Mit dem Band bekamen sie den ersten großen Beifall des Publikums im Theater, ob ihres schwierigen Programms, das sie allerdings mit zwei groben Fehlern über die Bühne brachten.
Aber wie viele interessante Kombinationen, Wechsel und Bandtechniken enthält diese Übung!
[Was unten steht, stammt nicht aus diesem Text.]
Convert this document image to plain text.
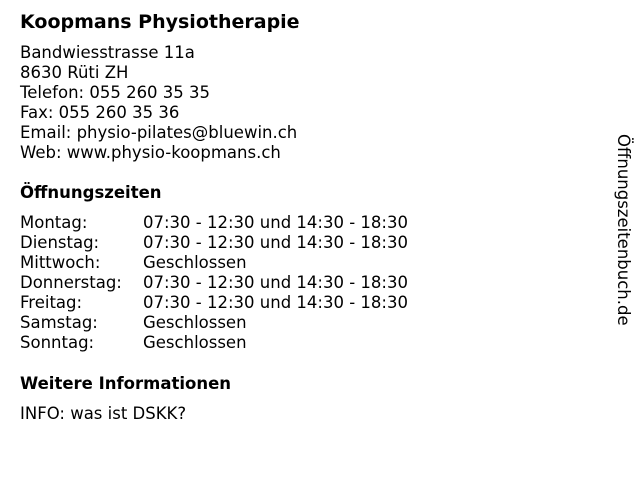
Koopmans Physiotherapie
Bandwiesstrasse 11a
8630 Rüti ZH
Telefon: 055 260 35 35
Fax: 055 260 35 36
Email: physio-pilates@bluewin.ch
Web: www.physio-koopmans.ch
Öffnungszeiten
Montag:	07:30 - 12:30 und 14:30 - 18:30
Dienstag:	07:30 - 12:30 und 14:30 - 18:30
Mittwoch:	Geschlossen
Donnerstag: 07:30 - 12:30 und 14:30 - 18:30
Freitag:	07:30 - 12:30 und 14:30 - 18:30
Samstag:	Geschlossen
Sonntag:	Geschlossen
Weitere Informationen
INFO: was ist DSKK?
Öffnungszeitenbuch.de
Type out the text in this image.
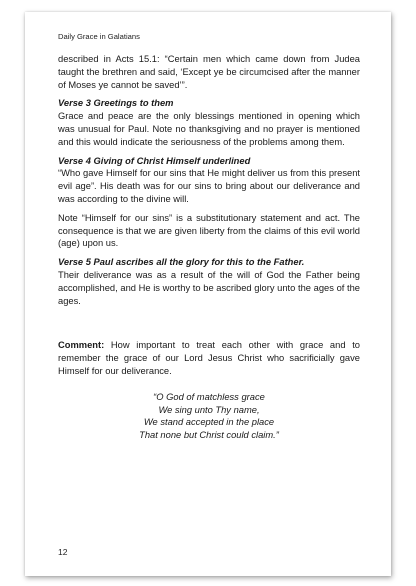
Daily Grace in Galatians

described in Acts 15.1: “Certain men which came down from Judea taught the brethren and said, ‘Except ye be circumcised after the manner of Moses ye cannot be saved’”.

Verse 3 Greetings to them

Grace and peace are the only blessings mentioned in opening which was unusual for Paul. Note no thanksgiving and no prayer is mentioned and this would indicate the seriousness of the problems among them.

Verse 4 Giving of Christ Himself underlined

“Who gave Himself for our sins that He might deliver us from this present evil age”. His death was for our sins to bring about our deliverance and was according to the divine will.

Note “Himself for our sins” is a substitutionary statement and act. The consequence is that we are given liberty from the claims of this evil world (age) upon us.

Verse 5 Paul ascribes all the glory for this to the Father.

Their deliverance was as a result of the will of God the Father being accomplished, and He is worthy to be ascribed glory unto the ages of the ages.

Comment: How important to treat each other with grace and to remember the grace of our Lord Jesus Christ who sacrificially gave Himself for our deliverance.

“O God of matchless grace
We sing unto Thy name,
We stand accepted in the place
That none but Christ could claim.”
12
Eine Super-Vorstellung mit Bällen und Reifen! Ganz ohne Fehl und Tadel, mit enormen Schwierigkeiten: Da werden die Reifen und Bälle vom Körper geprellt, jeweils mit dem anderen Gerät abgeworfen bzw. „weitergereicht“, die Geräte zu einem neuen Handgerät geformt, durch das gesprungen wird… Und dies alles in perfekter Harmonie und mit einer Körpertechnik, die jeder Einzelgymnastin zur Ehre gereichen würde.
Korea:
Traditionell wird die Gruppen-Gymnastik groß geschrieben in dem asiatischen Land. Gleichklang, Harmonie und perfekte Musikinterpretation sind immer Kennzeichen der koreanischen Gruppen gewesen.
Diese Gruppe trainiert erst seit drei Monaten in dieser Besetzung zusammen – und zeigt eine harmonische, sportlich betonte Band-Übung mit vielen originellen Verbindungen und in rasantem Tempo. Das sind gut ausgebildete Gymnastinnen; das zeigt sich auch in der Ball-Reifen-Übung: Sie haben nicht die Schwierigkeiten und den sportlichen Gehalt in ihren Übungen, die die Olympiakandidatinnen vorweisen können, doch sie sind originell und zeigen, was sie können.
Indien:
Sie zeigten nur eine Komposition, die mit 2 Bällen, drei Reifen – ist es doch ihr erster großer internationaler Auftritt überhaupt. Sie trainieren erst drei Monate zusammen und können sich sportlich nicht mit dem übrigen Starterfeld messen, aber die Sympathie des Publikums haben sie auf jeden Fall gewonnen. Und wie schön, dass ein weiteres Land in der Welt sich der Gruppengymnastik widmet!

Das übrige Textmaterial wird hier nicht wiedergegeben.